If you’ve never removed a chunk of your mind and sent it forth it will be difficult to describe the experience to you. Harder still to relate what it’s like to welcome that part back and with it the thoughts and impressions that you didn’t have at the time, but suddenly had always had them. Well, if you visit the monastery one day, perhaps you will learn too.
When the hive-enclave returned I absorbed the memories of bringing the honey to that other part of us. It had raised an appendage and propelled the honey into what must have been its mouth. I could feel the hunger ebb. We turned our full attention to the matter of building the hive-home. Not that our attention had ever—
“Well done, Calum!” I could feel Master Hartlan’s meaty hand pat my back. My real back that is. Not the hive’s.

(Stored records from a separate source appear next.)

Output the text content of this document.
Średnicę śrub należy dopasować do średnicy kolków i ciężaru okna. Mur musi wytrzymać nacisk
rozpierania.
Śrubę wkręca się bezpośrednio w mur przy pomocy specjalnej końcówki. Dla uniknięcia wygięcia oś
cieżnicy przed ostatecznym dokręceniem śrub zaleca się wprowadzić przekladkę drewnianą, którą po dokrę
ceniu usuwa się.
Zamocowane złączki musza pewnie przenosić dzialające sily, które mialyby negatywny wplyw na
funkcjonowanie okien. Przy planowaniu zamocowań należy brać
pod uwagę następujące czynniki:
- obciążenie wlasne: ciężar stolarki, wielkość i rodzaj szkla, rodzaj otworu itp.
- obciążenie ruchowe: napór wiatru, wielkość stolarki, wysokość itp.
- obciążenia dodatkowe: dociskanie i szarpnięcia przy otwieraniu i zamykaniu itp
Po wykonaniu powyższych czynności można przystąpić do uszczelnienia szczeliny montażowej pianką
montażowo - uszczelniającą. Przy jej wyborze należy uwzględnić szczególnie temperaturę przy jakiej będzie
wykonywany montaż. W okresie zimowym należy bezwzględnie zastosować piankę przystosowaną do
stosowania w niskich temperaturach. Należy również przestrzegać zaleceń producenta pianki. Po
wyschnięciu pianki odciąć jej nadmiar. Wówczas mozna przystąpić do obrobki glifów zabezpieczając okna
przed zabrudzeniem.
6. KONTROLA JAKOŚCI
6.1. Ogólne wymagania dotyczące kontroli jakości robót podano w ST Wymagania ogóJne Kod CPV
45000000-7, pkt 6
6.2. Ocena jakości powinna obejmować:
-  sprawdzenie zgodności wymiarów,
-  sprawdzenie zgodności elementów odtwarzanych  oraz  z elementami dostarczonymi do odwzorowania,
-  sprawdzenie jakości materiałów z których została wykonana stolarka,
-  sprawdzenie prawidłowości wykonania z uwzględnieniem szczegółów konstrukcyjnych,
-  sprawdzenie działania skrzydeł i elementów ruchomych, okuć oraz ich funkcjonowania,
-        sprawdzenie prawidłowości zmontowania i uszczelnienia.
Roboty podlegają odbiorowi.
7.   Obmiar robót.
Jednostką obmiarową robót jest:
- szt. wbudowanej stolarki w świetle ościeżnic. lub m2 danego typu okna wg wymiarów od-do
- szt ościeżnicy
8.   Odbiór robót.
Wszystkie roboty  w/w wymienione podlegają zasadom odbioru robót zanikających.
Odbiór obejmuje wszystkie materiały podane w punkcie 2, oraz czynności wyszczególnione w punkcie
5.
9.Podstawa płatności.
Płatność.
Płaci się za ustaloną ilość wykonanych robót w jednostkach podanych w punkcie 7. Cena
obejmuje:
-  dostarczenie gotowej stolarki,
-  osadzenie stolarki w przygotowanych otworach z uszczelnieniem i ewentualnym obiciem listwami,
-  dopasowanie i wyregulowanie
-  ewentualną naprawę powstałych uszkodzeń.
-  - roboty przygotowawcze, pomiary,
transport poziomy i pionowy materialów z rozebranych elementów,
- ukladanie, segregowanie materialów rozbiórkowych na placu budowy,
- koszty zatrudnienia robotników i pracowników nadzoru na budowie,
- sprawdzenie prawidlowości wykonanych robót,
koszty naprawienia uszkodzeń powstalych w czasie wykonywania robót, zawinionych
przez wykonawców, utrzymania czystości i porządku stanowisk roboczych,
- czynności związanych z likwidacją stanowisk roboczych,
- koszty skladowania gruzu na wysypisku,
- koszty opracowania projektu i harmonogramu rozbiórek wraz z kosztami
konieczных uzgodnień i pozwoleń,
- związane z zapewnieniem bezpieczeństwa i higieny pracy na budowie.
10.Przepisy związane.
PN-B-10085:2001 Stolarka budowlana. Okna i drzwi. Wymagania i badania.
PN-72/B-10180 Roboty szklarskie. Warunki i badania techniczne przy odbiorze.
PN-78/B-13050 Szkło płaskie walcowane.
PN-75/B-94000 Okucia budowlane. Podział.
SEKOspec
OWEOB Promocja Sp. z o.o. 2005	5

I shook myself all over, recalling my body’s true layout. Two arms, two legs, only one head. A mind that existed in a single place at a time.
“What did it for you?” asked my Master.
“It was the buzzing,” I said. “I listened to the buzzing and then I could feel their mind. Not lots, just one mind shared among them.”
“The buzzing?” said Master Hartlan. It wasn’t really a question. “That’s most unusual. Well, keep that to yourself, lad. The sonomancers will go nuts if they think we’re muscling in on their turf.”